Rakthamichthys rongsaw

Scientific classification
- Kingdom: Animalia
- Phylum: Chordata
- Class: Actinopterygii
- Division: Teleostei
- Order: Synbranchiformes
- Family: Synbranchidae
- Genus: Rakthamichthys
- Species: R. rongsaw
- Binomial name: Rakthamichthys rongsaw (Britz, Sykes, Gower & Kamei, 2018)
- Synonyms: Monopterus rongsaw;

= Rakthamichthys rongsaw =

- Authority: (Britz, Sykes, Gower & Kamei, 2018)
- Synonyms: Monopterus rongsaw

Species of eel

Rakthamichthys rongsaw is a species of swamp eel discovered in the Khasi Hills in northeast India.
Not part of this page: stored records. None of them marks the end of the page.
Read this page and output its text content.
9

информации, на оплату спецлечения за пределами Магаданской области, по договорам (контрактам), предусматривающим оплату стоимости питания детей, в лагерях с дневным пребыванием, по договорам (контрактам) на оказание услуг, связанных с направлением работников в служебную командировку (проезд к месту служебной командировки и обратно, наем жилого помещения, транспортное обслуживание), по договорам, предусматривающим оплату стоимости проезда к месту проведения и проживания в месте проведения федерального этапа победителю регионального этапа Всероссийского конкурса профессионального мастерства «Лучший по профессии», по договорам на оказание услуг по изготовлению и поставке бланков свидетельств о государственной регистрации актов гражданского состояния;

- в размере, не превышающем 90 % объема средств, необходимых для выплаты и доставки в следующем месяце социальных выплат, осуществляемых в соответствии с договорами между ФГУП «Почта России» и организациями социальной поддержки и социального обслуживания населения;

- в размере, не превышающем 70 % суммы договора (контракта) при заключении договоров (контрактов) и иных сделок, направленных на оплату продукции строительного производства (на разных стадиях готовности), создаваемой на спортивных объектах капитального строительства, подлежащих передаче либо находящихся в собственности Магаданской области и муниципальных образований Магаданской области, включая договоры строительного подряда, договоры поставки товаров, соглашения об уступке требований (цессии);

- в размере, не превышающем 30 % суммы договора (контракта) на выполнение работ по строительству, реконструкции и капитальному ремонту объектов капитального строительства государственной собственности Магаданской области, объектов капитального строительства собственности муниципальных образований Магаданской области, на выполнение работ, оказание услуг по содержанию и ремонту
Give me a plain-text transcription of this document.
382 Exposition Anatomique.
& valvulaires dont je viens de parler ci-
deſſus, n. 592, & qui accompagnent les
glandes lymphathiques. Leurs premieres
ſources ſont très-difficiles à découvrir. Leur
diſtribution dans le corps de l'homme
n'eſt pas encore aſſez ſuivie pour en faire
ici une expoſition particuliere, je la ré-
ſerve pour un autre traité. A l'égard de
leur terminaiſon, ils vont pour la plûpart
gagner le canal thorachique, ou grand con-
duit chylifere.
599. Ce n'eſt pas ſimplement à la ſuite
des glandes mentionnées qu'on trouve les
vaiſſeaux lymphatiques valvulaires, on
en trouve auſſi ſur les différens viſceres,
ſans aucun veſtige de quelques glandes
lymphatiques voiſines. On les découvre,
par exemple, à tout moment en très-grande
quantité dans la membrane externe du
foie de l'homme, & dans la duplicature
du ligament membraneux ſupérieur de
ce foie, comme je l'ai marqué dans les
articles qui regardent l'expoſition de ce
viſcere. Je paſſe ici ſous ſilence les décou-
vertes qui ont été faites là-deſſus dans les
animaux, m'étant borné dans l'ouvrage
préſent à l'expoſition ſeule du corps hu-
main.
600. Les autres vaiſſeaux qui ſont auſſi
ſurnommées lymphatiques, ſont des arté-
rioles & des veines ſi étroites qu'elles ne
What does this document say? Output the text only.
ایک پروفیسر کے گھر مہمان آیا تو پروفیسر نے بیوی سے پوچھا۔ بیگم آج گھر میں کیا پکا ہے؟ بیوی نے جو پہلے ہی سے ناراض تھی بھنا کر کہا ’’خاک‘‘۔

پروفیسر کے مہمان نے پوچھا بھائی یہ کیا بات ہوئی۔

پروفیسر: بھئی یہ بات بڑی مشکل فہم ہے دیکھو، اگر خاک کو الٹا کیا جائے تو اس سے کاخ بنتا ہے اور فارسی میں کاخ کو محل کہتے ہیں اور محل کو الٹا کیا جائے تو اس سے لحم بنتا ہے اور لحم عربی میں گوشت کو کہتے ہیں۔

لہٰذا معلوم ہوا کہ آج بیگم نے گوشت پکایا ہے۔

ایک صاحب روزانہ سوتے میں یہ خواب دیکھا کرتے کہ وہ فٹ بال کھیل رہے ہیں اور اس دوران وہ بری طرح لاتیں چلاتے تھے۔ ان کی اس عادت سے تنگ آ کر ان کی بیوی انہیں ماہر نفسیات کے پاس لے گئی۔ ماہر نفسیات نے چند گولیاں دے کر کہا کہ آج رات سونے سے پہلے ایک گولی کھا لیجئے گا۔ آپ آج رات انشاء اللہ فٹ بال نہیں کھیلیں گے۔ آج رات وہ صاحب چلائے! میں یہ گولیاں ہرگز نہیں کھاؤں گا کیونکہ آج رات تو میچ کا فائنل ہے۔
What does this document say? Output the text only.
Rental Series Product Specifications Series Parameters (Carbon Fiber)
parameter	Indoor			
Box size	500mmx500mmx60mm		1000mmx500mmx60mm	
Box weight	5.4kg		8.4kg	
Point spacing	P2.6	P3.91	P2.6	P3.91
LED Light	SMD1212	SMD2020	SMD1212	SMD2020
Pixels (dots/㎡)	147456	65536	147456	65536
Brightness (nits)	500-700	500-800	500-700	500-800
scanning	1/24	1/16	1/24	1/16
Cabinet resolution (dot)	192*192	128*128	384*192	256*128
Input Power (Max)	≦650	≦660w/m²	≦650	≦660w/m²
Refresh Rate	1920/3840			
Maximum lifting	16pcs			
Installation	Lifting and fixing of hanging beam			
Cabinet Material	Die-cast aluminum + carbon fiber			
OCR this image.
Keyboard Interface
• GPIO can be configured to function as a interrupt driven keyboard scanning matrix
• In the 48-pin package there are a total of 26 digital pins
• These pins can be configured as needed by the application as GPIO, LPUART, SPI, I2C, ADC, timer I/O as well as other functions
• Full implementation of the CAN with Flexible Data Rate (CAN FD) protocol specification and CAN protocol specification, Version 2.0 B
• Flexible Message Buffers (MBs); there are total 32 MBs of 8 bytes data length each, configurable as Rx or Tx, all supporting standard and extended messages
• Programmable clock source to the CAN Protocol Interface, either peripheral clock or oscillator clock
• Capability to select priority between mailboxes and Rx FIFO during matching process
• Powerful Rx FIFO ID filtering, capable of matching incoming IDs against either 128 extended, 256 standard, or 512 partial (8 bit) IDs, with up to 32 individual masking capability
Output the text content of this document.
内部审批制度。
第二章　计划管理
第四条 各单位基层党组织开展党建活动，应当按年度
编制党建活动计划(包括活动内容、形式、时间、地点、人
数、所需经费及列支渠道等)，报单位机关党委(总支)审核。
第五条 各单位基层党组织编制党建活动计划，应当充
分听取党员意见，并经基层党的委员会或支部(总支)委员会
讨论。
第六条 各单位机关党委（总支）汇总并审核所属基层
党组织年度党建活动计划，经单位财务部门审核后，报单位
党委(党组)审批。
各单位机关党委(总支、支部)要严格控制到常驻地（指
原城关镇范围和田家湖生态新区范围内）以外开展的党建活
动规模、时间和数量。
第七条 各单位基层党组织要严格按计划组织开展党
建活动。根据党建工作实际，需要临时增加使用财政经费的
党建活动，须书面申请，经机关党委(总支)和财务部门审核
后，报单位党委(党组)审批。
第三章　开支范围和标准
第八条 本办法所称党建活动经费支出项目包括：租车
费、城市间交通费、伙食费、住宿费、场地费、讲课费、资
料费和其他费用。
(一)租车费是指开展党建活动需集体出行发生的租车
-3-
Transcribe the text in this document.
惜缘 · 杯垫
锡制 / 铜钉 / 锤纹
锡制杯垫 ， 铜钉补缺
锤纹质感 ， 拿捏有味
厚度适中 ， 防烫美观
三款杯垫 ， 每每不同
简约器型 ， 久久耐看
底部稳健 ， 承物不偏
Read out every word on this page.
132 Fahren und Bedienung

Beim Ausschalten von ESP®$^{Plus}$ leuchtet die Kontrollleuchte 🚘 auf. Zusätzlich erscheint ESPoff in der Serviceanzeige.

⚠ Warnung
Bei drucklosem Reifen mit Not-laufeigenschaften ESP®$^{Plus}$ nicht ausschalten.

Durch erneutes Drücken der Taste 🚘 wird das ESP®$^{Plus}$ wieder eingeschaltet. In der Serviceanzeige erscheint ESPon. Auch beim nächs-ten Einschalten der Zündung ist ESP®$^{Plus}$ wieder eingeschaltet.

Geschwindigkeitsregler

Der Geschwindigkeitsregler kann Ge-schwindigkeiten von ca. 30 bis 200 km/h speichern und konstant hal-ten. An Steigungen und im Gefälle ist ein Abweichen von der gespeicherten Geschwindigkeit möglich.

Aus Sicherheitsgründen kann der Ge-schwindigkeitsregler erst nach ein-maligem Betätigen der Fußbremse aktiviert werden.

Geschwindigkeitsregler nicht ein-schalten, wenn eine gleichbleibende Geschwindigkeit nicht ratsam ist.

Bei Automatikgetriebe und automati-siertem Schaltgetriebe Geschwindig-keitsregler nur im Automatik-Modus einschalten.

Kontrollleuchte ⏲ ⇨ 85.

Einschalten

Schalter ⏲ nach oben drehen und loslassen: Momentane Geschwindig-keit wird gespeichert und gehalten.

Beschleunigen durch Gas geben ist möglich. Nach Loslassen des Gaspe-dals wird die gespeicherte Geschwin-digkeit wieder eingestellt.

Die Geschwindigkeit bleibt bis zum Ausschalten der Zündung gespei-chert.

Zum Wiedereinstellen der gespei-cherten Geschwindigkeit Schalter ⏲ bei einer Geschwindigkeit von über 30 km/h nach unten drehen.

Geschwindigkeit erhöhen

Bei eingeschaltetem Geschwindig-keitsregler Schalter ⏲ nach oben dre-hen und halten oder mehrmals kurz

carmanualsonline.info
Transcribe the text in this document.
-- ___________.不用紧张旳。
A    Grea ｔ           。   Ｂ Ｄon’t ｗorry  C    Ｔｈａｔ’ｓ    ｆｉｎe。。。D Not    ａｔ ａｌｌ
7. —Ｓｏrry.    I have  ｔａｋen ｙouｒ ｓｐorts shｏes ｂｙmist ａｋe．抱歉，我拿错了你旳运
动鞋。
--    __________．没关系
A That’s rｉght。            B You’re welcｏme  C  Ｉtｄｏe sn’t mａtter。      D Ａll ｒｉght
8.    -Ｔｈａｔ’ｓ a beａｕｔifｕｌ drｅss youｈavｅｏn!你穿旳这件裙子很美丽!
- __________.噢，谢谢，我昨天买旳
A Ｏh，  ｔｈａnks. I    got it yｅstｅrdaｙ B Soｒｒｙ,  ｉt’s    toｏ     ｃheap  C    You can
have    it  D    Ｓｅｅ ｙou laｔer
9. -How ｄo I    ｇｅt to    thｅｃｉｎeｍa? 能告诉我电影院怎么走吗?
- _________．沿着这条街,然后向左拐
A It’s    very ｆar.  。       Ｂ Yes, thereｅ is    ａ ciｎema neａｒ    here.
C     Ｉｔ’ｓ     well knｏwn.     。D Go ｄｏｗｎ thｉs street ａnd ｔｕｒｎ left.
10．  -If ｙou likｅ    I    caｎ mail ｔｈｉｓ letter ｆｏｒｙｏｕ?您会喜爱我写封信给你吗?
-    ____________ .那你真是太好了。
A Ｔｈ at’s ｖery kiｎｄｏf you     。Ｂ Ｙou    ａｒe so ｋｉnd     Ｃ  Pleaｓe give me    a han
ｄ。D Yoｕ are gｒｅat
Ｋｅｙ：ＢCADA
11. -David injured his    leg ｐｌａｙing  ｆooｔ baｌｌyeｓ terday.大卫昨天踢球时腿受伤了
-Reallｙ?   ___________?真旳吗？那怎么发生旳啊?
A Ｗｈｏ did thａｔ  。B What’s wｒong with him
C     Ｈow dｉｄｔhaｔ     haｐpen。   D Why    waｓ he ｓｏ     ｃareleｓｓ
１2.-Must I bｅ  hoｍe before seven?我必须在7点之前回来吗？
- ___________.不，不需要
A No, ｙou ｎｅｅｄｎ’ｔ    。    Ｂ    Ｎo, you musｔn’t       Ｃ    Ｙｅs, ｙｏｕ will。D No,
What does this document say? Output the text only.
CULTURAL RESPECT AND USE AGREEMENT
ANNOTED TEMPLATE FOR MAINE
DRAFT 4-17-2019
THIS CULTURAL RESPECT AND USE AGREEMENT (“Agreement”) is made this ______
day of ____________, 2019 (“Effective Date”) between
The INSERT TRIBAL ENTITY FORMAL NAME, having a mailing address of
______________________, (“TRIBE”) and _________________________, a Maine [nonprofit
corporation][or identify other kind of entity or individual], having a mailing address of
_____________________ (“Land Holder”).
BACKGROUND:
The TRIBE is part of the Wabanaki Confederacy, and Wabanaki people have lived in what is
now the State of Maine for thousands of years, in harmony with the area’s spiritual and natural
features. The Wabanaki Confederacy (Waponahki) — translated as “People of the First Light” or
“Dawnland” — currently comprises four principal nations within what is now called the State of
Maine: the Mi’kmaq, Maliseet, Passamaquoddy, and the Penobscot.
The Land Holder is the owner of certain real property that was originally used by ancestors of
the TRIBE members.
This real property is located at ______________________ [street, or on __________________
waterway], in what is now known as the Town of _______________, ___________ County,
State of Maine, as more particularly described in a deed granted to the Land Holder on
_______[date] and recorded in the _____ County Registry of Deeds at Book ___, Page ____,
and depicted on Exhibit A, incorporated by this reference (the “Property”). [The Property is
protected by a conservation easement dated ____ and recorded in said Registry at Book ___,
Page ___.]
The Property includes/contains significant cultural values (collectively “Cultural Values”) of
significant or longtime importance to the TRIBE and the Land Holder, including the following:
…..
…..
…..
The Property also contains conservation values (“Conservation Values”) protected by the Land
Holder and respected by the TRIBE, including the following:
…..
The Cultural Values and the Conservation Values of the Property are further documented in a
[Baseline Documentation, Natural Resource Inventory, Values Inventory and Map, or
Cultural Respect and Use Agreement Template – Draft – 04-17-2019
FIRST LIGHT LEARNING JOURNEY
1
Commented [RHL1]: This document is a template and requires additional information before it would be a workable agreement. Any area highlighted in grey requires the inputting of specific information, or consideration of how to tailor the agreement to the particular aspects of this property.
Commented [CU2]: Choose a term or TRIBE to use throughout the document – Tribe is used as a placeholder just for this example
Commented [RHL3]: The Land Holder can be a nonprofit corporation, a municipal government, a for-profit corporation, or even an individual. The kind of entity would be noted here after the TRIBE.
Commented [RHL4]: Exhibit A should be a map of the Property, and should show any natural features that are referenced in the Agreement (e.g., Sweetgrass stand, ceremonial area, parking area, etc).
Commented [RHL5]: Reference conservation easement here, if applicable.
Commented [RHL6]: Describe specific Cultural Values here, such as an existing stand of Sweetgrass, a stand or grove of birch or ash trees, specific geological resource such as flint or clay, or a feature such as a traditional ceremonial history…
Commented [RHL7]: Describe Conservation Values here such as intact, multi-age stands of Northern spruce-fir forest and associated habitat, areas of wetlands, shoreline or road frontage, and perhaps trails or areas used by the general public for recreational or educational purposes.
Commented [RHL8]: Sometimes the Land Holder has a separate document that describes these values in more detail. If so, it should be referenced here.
The researchers were searching for caecilians, when they uncovered the eel in soil.

== Taxonomy ==
It was formerly classified in the genus Monopterus until a 2020 study found it to group with three other subterranean Monopterus species from the Western Ghats, all of which displayed significant genetic and osteological differences from any other species in Monopterus. Due to this, all species were classified in the new genus Rakthamichthys.

== Description ==
Only one eel has been identified to date, the specimen was approximately 400 mm long. The eel is also absent from skin pigmentation and has 92 precaudal and 69 caudal vertebra. The eyes have been described as tiny.